La libertà è intesa come libertà di fare quello che si vuole, perché dissociata dal termine responsabilità. Come per la democrazia, un insieme di regole che valgono, a proprio comodo per sé stessi, ma si negano agli avversari che diventano nemici e, dunque non hanno diritto al rispetto delle regole condivise. Il termine normalità è un termine scientifico che determina il ripetersi di un evento che capita in certe condizioni, e anormalità ne è l’opposto, non è un termine che dà giudizio su una persona, tranne che gli si dia un significato ideologico che la parola in sé non ha. Termini come genocidio e razzismo rappresentano concetti storicamente e simbolicamente forti, capaci di suscitare un’immediata reazione emotiva. La loro forza evocativa li rende frequentemente strumenti retorici che ostacolano la riflessione critica e il confronto razionale.

Analogamente, omofobia e islamofobia veicolano contenuti fortemente connotati: evocano discriminazione e suscitano empatia, poiché rimandano a esperienze personali o collettive di esclusione sociale. Questa carica emotiva li rende facilmente utilizzabili in modo strumentale all’interno di dinamiche manichee, dove la propria posizione viene presentata come moralmente indiscutibile, delegittimando ogni visione alternativa. Nel caso di islamofobia, la questione è ancora più complessa, poiché il termine, pur segnalando una discriminazione reale, può contribuire a oscurare il dibattito sui rischi connessi a concezioni teocratiche radicali, in contrasto con i principi democratici occidentali.

In tale contesto, il linguaggio diventa un potente meccanismo di polarizzazione: costruisce identità di gruppo artificiali, amplifica le emozioni e ostacola la comunicazione tra le parti.
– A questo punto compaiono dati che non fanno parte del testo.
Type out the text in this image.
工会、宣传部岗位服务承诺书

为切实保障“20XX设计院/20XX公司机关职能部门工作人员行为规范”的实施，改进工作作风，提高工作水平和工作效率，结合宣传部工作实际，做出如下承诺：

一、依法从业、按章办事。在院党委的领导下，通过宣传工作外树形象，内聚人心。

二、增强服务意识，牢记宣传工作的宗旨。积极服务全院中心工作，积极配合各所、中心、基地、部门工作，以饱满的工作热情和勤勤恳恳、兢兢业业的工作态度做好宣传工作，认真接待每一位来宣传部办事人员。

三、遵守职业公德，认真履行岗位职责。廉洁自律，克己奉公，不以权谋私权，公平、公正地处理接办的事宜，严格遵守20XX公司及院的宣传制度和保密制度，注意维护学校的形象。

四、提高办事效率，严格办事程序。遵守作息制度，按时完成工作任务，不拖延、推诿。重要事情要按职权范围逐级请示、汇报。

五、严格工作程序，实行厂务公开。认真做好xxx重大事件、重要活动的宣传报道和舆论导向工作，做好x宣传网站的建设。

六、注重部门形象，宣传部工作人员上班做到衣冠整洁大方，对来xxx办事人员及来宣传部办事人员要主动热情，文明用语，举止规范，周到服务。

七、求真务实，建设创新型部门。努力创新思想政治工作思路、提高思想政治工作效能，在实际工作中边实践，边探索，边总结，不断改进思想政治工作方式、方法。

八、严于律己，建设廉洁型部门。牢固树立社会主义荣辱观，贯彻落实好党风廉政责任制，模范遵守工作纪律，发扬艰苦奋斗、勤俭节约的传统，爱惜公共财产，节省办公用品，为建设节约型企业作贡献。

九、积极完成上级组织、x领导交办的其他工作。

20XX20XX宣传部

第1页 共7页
La figura del “traditore” serve a preservare la coesione interna, mentre l’avversario viene rappresentato come nemico. Lo stesso termine pace viene distorto se non sono chiari i contenuti e può essere usato come una clava ideologica, proprio per la sua evanescenza, nei confronti delle vittime.

La potenza dei media e dei social è fondamentale nel gestire queste modificazioni culturali, sia da un punto di vista cognitivo che politico, la mancanza di cultura in generale, il risparmio energetico della memoria e l’assenza di luoghi sociali di dialogo e di confronto, favorisce questa anomia sociale che utilizza le connessioni dei social come fonte di verità. C’è la necessità di “un vigile” nel traffico social che non faccia necessariamente multe, ma sappia controllare le patenti e segnalare agli utenti quelle false o bot. “La tirannia del conformismo è più subdola di quella dei dittatori: perché agisce dall’interno”, diceva Albert Einstein.